With his acquisition of Starwood three years ago, Arne Sorenson created the world's largest hotel empire. Globally, 20 percent of new hotel rooms being built are now Marriott properties. But Sorenson wants more
Arne Sorenson was either out of his mind or making the best move of his career when he picked up the phone in October 2015 and dialled Bill Marriott. The octogenarian patriarch of the hotel empire had anointed Sorenson as Marriott’s CEO just three years earlier, the first time someone from outside the family had led the 92-year-old firm. Now Sorenson was going to propose something crazy: Spend $13.6 billion to buy rival Starwood Hotels, which ran upscale chains like the W, St Regis and Le Meridien. This at a time when Marriott’s market cap was just $20 billion and traditional hotels were fighting a furious rearguard action against internet upstarts like Airbnb and Vrbo.
“It was obvious he was thinking, Oh, my God, are you kidding? A $13 billion deal?” Sorenson recalls. “Everything’s going so well already, why would you add this to it?”
But Sorenson couldn’t shake the idea of adding Starwood’s 11 brands, including Westin and Sheraton, to Marriott, which would create the largest hotel company in the world. When the former lawyer sat down with Bill Marriott to review financial models four days later, he was persuasive. Marriott signed off.

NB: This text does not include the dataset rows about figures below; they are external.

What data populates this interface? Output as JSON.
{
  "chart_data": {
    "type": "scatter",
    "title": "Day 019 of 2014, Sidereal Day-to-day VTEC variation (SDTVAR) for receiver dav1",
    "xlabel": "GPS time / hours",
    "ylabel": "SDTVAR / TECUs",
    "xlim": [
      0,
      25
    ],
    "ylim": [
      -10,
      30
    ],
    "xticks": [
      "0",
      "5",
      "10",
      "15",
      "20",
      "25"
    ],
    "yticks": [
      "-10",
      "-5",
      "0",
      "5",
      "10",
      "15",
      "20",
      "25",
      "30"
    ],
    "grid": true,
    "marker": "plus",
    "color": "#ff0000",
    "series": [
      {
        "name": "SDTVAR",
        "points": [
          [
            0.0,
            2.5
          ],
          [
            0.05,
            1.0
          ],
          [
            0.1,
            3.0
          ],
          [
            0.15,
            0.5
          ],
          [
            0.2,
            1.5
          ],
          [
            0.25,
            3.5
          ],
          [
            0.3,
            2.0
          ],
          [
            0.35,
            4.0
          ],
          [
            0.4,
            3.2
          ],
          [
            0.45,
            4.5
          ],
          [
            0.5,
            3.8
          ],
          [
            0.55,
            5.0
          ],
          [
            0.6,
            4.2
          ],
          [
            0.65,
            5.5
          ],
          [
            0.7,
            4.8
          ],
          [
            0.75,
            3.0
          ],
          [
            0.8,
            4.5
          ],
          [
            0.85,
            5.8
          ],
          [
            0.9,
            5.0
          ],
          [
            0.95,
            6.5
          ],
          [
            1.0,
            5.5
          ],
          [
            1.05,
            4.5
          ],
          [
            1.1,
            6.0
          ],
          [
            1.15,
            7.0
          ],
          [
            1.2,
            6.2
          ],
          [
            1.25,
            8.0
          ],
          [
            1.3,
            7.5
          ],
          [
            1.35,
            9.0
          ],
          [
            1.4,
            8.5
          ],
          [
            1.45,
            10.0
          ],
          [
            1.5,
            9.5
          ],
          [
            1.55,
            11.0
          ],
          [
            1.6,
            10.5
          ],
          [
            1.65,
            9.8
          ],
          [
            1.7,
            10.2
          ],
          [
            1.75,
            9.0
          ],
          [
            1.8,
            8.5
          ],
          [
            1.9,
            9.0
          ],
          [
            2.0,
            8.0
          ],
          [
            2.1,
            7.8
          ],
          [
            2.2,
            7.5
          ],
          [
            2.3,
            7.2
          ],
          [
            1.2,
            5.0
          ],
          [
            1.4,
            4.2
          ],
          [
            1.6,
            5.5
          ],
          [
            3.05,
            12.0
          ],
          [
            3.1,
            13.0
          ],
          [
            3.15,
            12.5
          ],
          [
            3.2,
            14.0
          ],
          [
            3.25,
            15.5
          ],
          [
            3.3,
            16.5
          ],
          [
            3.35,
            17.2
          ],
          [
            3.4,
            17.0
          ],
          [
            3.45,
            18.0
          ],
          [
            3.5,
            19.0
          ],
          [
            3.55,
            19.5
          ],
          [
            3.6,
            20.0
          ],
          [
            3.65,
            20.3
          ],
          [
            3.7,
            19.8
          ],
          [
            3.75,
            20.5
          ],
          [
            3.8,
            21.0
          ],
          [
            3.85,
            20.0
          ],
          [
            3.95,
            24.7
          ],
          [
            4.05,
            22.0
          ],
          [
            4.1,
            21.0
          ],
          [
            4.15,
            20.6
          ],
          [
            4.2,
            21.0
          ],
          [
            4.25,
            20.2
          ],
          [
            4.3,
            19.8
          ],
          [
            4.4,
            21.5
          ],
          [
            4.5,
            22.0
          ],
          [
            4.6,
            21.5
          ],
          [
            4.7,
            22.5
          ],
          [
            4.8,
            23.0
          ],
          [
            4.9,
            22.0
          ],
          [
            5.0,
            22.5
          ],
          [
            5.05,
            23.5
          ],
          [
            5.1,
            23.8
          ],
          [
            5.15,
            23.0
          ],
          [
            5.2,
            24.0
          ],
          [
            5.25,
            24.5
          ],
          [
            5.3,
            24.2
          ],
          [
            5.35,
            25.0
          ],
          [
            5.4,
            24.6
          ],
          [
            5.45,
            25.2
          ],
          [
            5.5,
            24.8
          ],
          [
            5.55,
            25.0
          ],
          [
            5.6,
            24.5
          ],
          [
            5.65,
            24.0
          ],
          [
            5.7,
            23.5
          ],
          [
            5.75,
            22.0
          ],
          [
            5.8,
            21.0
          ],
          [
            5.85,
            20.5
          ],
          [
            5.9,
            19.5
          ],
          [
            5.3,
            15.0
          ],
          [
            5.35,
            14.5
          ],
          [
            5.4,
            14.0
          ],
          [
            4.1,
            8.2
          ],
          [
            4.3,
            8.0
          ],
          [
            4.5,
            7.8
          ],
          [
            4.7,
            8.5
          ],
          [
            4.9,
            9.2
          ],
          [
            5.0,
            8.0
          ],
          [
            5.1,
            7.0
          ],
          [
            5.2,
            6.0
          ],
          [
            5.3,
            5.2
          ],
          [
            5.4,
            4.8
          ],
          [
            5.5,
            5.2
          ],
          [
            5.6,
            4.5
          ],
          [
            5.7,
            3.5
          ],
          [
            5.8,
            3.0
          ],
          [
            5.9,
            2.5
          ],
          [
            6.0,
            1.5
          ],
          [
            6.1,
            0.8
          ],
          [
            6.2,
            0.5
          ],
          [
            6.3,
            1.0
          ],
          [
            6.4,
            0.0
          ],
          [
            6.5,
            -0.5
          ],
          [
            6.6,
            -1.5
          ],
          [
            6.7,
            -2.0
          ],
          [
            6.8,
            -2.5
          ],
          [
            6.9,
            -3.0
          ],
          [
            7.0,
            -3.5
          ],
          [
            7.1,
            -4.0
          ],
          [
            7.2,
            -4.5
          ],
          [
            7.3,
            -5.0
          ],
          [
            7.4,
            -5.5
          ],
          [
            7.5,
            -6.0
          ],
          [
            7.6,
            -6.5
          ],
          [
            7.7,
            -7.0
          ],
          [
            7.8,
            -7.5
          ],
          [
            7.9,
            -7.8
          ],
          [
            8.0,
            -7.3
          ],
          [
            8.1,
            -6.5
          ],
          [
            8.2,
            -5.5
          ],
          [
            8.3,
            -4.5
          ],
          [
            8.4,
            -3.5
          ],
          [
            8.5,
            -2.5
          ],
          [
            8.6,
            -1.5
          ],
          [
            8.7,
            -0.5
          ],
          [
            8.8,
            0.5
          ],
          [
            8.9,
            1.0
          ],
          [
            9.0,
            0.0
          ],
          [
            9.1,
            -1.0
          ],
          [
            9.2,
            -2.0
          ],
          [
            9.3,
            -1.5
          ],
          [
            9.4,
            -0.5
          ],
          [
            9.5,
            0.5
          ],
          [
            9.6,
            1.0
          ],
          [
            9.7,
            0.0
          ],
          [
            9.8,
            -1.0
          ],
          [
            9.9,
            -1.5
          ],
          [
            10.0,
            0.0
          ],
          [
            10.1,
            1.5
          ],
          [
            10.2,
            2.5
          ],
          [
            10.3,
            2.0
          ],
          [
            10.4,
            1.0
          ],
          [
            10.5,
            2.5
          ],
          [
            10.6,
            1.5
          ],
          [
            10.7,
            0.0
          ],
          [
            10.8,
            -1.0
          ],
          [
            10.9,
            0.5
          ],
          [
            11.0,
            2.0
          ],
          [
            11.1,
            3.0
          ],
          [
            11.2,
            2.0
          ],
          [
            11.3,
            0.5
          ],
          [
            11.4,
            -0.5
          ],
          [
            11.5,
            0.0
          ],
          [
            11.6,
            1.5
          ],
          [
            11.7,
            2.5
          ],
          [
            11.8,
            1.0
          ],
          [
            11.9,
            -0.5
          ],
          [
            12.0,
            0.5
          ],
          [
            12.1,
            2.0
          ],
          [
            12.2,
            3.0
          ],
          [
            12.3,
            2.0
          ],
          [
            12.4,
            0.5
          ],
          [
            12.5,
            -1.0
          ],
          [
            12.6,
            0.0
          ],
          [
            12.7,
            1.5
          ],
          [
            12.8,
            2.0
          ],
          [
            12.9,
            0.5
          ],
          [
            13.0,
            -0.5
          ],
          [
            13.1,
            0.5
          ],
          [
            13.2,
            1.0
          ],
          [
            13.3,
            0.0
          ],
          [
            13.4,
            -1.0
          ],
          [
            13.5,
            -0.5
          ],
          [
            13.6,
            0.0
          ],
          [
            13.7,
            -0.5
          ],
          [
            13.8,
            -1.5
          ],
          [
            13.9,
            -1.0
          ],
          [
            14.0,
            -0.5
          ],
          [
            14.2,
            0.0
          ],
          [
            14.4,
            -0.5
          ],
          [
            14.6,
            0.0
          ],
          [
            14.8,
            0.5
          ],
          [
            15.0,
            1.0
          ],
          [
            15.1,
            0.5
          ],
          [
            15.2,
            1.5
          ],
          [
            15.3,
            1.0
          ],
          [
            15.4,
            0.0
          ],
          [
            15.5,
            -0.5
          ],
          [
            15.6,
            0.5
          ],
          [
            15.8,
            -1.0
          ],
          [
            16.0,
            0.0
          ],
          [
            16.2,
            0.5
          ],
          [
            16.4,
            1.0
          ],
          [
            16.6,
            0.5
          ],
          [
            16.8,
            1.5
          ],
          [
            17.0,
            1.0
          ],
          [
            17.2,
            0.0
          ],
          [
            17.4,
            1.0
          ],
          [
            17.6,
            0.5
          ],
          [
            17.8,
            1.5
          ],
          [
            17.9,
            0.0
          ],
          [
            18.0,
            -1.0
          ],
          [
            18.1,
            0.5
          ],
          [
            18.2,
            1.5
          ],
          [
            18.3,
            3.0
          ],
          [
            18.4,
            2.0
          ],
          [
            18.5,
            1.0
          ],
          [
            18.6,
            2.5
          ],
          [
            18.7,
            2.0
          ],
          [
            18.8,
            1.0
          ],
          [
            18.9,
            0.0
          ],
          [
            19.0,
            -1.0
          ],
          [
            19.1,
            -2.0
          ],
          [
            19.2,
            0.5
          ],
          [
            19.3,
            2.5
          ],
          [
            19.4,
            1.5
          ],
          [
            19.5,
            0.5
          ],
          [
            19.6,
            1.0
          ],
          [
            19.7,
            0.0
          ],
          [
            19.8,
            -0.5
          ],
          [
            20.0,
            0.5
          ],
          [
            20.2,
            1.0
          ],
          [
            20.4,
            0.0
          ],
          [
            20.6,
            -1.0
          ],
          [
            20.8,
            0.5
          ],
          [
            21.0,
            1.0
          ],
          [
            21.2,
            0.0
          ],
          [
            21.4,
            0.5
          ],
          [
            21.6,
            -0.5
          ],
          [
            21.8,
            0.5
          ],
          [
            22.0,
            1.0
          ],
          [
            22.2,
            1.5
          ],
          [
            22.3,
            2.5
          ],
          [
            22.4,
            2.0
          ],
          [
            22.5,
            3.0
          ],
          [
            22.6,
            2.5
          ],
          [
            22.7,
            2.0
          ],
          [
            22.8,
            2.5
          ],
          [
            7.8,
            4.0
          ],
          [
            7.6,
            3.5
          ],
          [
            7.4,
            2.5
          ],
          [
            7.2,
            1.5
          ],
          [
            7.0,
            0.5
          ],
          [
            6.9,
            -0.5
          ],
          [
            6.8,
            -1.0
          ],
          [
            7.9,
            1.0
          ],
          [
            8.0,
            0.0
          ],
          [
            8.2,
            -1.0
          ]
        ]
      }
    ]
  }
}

The rise of Airbnb and changing tastes in travel among millennials, favouring Instagram charm over cookie-cutter predictability, risked making hoteliers irrelevant. Marriott under Sorenson has been anything but. The company’s footprint has doubled during his tenure to more than 1.3 million rooms. Its revenue topped $20 billion in 2018, up by 62 percent over five years. Postulate that Airbnb is an industry killer and Sorenson, 61, quickly points out that Marriott’s revenues per available room have grown in each quarter for the last five years. “Is that the death of hotels?” he says, the corners of his mouth curling into a smile. “I don’t think so.”
Investors can also smirk—Marriott’s shares are up by 226 percent since Sorenson took over in March 2012, besting competitors like Hyatt (up 69 percent) and Hilton (up 117 percent since its 2013 IPO) and crushing the S&P 500 (up 113 percent). That market performance, plus its reputation for job creation (it has 730,000 workers), alongside sustainability efforts like the decision to stop offering single-use plastic toiletries, powered Marriott’s return to Forbes’s Just 100 list of America’s best corporate citizens this year.
But despite the plaudits, last year was rocky for Sorenson. Marriott discovered a massive data breach in Starwood’s systems, leading to a $126 million fine. Strikes in the US over workers’ wages cut into its 2018 revenue, and Trump’s xenophobic rhetoric caused a slump in international travel to the US.